Some perspectives: Measurement error

  • Consistent with expectations, the responses are much more stable when measured using more than one question. (Ansolabehere, Rodden, and Snyder Jr 2008)

  • There is still instability! But there might be less of it than what Converse initially uncovered.

Zaller

  • Where does Zaller land between these two perspectives? Is his view more optimistic or less optimistic than the “non-attitudes” explanation?

  • Does his imply measurement error is the problem or is it more a question of construct validity?

  • If Zaller is right, what should be done to improve the quality of survey responses?
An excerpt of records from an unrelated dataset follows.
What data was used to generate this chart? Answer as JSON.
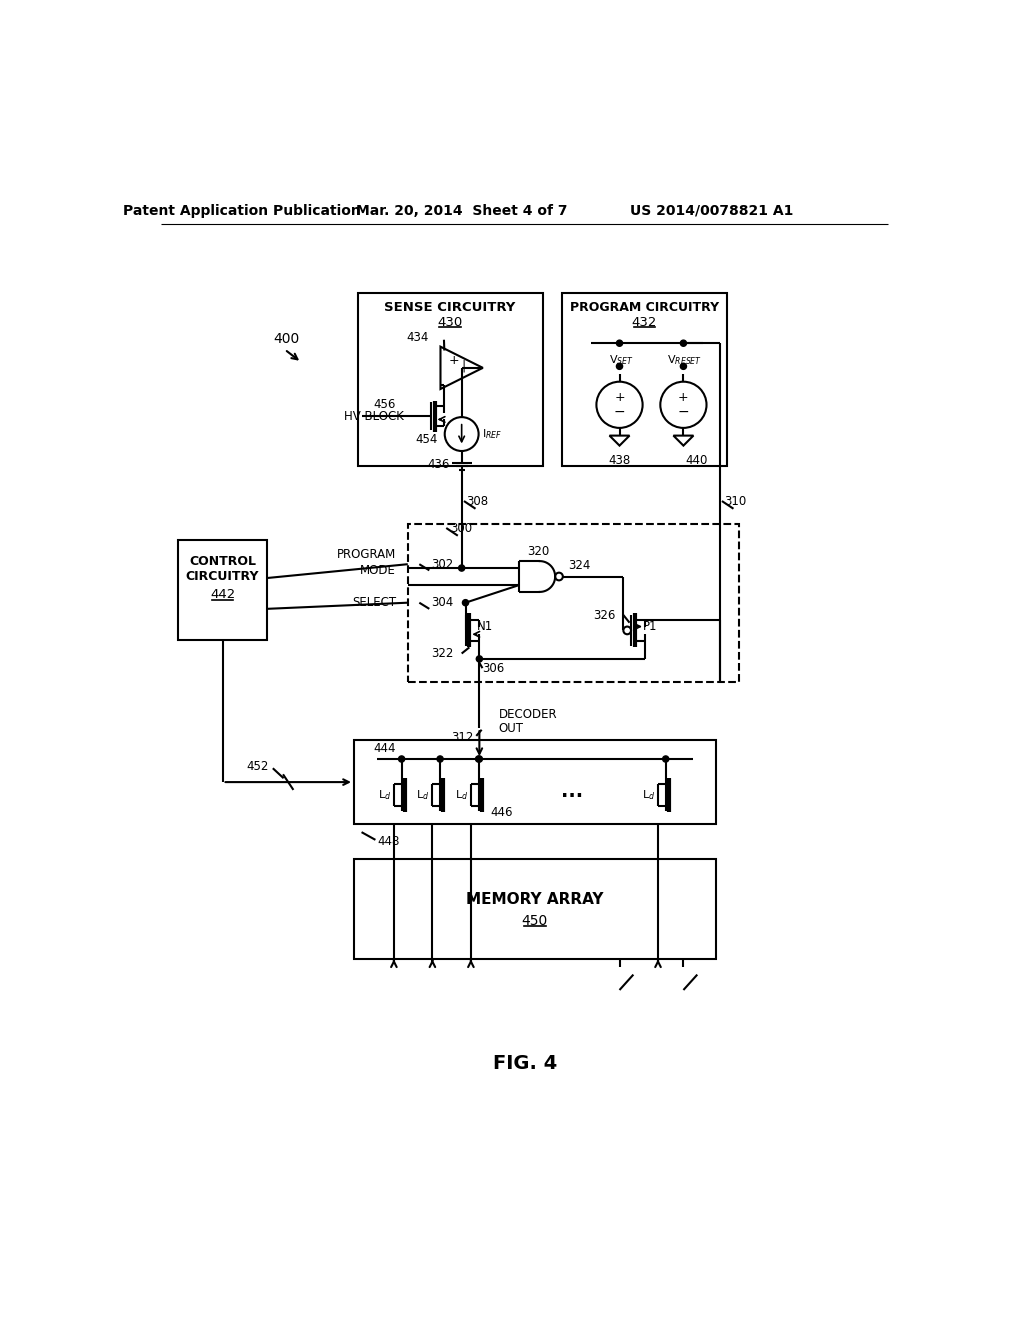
{
  "bg_color": "#ffffff",
  "line_color": "#000000",
  "header_left": "Patent Application Publication",
  "header_center": "Mar. 20, 2014  Sheet 4 of 7",
  "header_right": "US 2014/0078821 A1",
  "fig_label": "FIG. 4"
}
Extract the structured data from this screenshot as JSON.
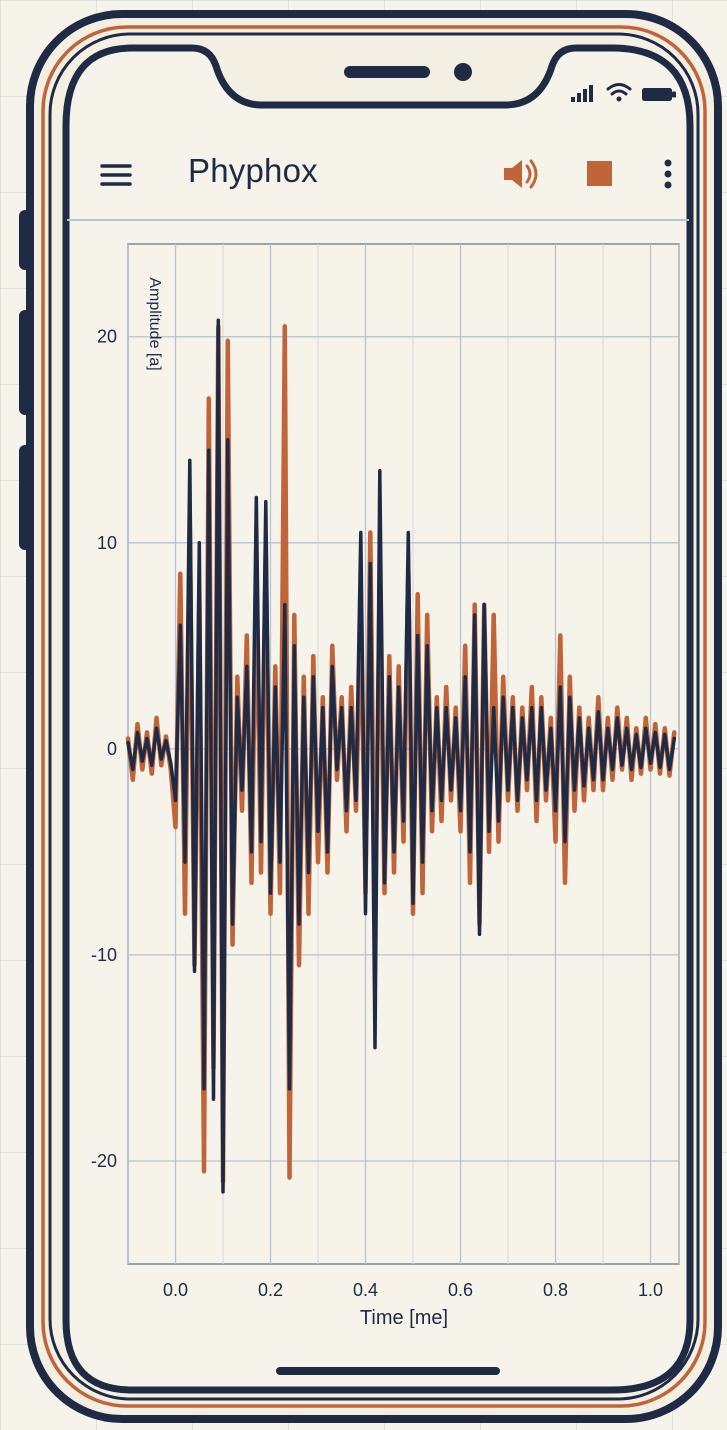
{
  "app": {
    "title": "Phyphox"
  },
  "toolbar": {
    "menu_icon": "hamburger-menu-icon",
    "sound_icon": "speaker-icon",
    "stop_icon": "stop-square-icon",
    "more_icon": "more-vertical-icon"
  },
  "status_bar": {
    "icons": [
      "signal-icon",
      "wifi-icon",
      "battery-icon"
    ]
  },
  "colors": {
    "frame": "#1f2a44",
    "accent": "#c0643a",
    "background": "#f6f3ea",
    "grid": "#b9c3cb"
  },
  "chart_data": {
    "type": "line",
    "title": "",
    "xlabel": "Time [me]",
    "ylabel": "Amplitude [a]",
    "xlim": [
      -0.1,
      1.06
    ],
    "ylim": [
      -25,
      24.5
    ],
    "x_ticks": [
      0.0,
      0.2,
      0.4,
      0.6,
      0.8,
      1.0
    ],
    "x_tick_labels": [
      "0.0",
      "0.2",
      "0.4",
      "0.6",
      "0.8",
      "1.0"
    ],
    "y_ticks": [
      20,
      10,
      0,
      -10,
      -20
    ],
    "y_tick_labels": [
      "20",
      "10",
      "0",
      "-10",
      "-20"
    ],
    "grid": true,
    "series": [
      {
        "color": "#c0643a",
        "x": [
          -0.1,
          -0.09,
          -0.08,
          -0.07,
          -0.06,
          -0.05,
          -0.04,
          -0.03,
          -0.02,
          -0.01,
          0.0,
          0.01,
          0.02,
          0.03,
          0.04,
          0.05,
          0.06,
          0.07,
          0.08,
          0.09,
          0.1,
          0.11,
          0.12,
          0.13,
          0.14,
          0.15,
          0.16,
          0.17,
          0.18,
          0.19,
          0.2,
          0.21,
          0.22,
          0.23,
          0.24,
          0.25,
          0.26,
          0.27,
          0.28,
          0.29,
          0.3,
          0.31,
          0.32,
          0.33,
          0.34,
          0.35,
          0.36,
          0.37,
          0.38,
          0.39,
          0.4,
          0.41,
          0.42,
          0.43,
          0.44,
          0.45,
          0.46,
          0.47,
          0.48,
          0.49,
          0.5,
          0.51,
          0.52,
          0.53,
          0.54,
          0.55,
          0.56,
          0.57,
          0.58,
          0.59,
          0.6,
          0.61,
          0.62,
          0.63,
          0.64,
          0.65,
          0.66,
          0.67,
          0.68,
          0.69,
          0.7,
          0.71,
          0.72,
          0.73,
          0.74,
          0.75,
          0.76,
          0.77,
          0.78,
          0.79,
          0.8,
          0.81,
          0.82,
          0.83,
          0.84,
          0.85,
          0.86,
          0.87,
          0.88,
          0.89,
          0.9,
          0.91,
          0.92,
          0.93,
          0.94,
          0.95,
          0.96,
          0.97,
          0.98,
          0.99,
          1.0,
          1.01,
          1.02,
          1.03,
          1.04,
          1.05
        ],
        "y": [
          0.5,
          -1.5,
          1.2,
          -1.0,
          0.8,
          -1.2,
          1.5,
          -0.8,
          0.6,
          -1.0,
          -3.8,
          8.5,
          -8.0,
          11.0,
          -10.5,
          7.5,
          -20.5,
          17.0,
          -15.5,
          20.5,
          -21.0,
          19.8,
          -9.5,
          3.5,
          -3.0,
          5.5,
          -6.5,
          8.5,
          -6.0,
          9.5,
          -8.0,
          4.0,
          -7.0,
          20.5,
          -20.8,
          6.5,
          -10.5,
          3.5,
          -8.0,
          4.5,
          -5.5,
          2.5,
          -6.0,
          5.0,
          -1.5,
          2.5,
          -4.0,
          3.0,
          -3.0,
          6.5,
          -7.0,
          10.5,
          -9.0,
          8.5,
          -7.0,
          4.5,
          -6.0,
          4.0,
          -4.5,
          8.5,
          -8.0,
          7.5,
          -7.0,
          6.5,
          -4.0,
          2.5,
          -3.5,
          3.0,
          -2.5,
          2.0,
          -4.0,
          5.0,
          -6.5,
          7.0,
          -8.5,
          7.0,
          -5.0,
          6.5,
          -4.5,
          3.5,
          -2.5,
          2.5,
          -3.0,
          2.0,
          -2.0,
          3.0,
          -3.5,
          2.5,
          -2.5,
          1.5,
          -4.5,
          5.5,
          -6.5,
          3.5,
          -3.0,
          2.0,
          -2.5,
          1.5,
          -2.0,
          2.5,
          -2.0,
          1.5,
          -1.5,
          2.0,
          -1.0,
          1.5,
          -1.5,
          1.0,
          -1.2,
          1.5,
          -1.0,
          1.2,
          -1.2,
          1.0,
          -1.3,
          0.8
        ]
      },
      {
        "color": "#1f2a44",
        "x": [
          -0.1,
          -0.09,
          -0.08,
          -0.07,
          -0.06,
          -0.05,
          -0.04,
          -0.03,
          -0.02,
          -0.01,
          0.0,
          0.01,
          0.02,
          0.03,
          0.04,
          0.05,
          0.06,
          0.07,
          0.08,
          0.09,
          0.1,
          0.11,
          0.12,
          0.13,
          0.14,
          0.15,
          0.16,
          0.17,
          0.18,
          0.19,
          0.2,
          0.21,
          0.22,
          0.23,
          0.24,
          0.25,
          0.26,
          0.27,
          0.28,
          0.29,
          0.3,
          0.31,
          0.32,
          0.33,
          0.34,
          0.35,
          0.36,
          0.37,
          0.38,
          0.39,
          0.4,
          0.41,
          0.42,
          0.43,
          0.44,
          0.45,
          0.46,
          0.47,
          0.48,
          0.49,
          0.5,
          0.51,
          0.52,
          0.53,
          0.54,
          0.55,
          0.56,
          0.57,
          0.58,
          0.59,
          0.6,
          0.61,
          0.62,
          0.63,
          0.64,
          0.65,
          0.66,
          0.67,
          0.68,
          0.69,
          0.7,
          0.71,
          0.72,
          0.73,
          0.74,
          0.75,
          0.76,
          0.77,
          0.78,
          0.79,
          0.8,
          0.81,
          0.82,
          0.83,
          0.84,
          0.85,
          0.86,
          0.87,
          0.88,
          0.89,
          0.9,
          0.91,
          0.92,
          0.93,
          0.94,
          0.95,
          0.96,
          0.97,
          0.98,
          0.99,
          1.0,
          1.01,
          1.02,
          1.03,
          1.04,
          1.05
        ],
        "y": [
          0.3,
          -1.0,
          0.8,
          -0.6,
          0.5,
          -0.8,
          1.0,
          -0.5,
          0.4,
          -0.7,
          -2.5,
          6.0,
          -5.5,
          14.0,
          -10.8,
          10.0,
          -16.5,
          14.5,
          -17.0,
          20.8,
          -21.5,
          15.0,
          -8.5,
          2.5,
          -2.0,
          4.0,
          -5.0,
          12.2,
          -4.5,
          12.0,
          -7.0,
          3.0,
          -5.5,
          7.0,
          -16.5,
          5.0,
          -8.5,
          2.5,
          -6.0,
          3.5,
          -4.0,
          2.0,
          -5.0,
          4.0,
          -1.0,
          2.0,
          -3.0,
          2.0,
          -2.5,
          10.5,
          -8.0,
          9.0,
          -14.5,
          13.5,
          -6.5,
          3.5,
          -5.0,
          3.0,
          -3.5,
          10.5,
          -7.5,
          5.5,
          -5.5,
          5.0,
          -3.0,
          2.0,
          -2.5,
          2.0,
          -2.0,
          1.5,
          -3.0,
          3.5,
          -5.0,
          6.5,
          -9.0,
          7.0,
          -4.0,
          2.0,
          -3.5,
          2.5,
          -2.0,
          2.0,
          -2.5,
          1.5,
          -1.5,
          2.0,
          -2.5,
          2.0,
          -2.0,
          1.0,
          -3.0,
          3.0,
          -4.5,
          2.5,
          -2.0,
          1.5,
          -1.8,
          1.0,
          -1.5,
          1.8,
          -1.5,
          1.0,
          -1.0,
          1.5,
          -0.8,
          1.0,
          -1.0,
          0.7,
          -0.9,
          1.0,
          -0.7,
          0.8,
          -0.9,
          0.7,
          -1.0,
          0.5
        ]
      }
    ]
  }
}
  • Under Zaller’s model, why do more sophisticated respondents give more stable responses?

References

Achen, Christopher H. 1975. “Mass Political Attitudes and the Survey Response.” American Political Science Review 69 (4): 1218–31.
Ansolabehere, Stephen, Jonathan Rodden, and James M Snyder Jr. 2008. “The Strength of Issues: Using Multiple Measures to Gauge Preference Stability, Ideological Constraint, and Issue Voting.” American Political Science Review 102 (2): 215–32.
Converse, Philip E. 2006. “The Nature of Belief Systems in Mass Publics (1964).” Critical Review 18 (1-3): 1–74.
Groves, Robert M., Floyd J. Fowler, Mick P. Couper, James M. Lepkowski, Eleanor Singer, and Roger Tourangeau. 2009. Survey Methodology. 2nd ed. Hoboken, NJ: John Wiley & Sons.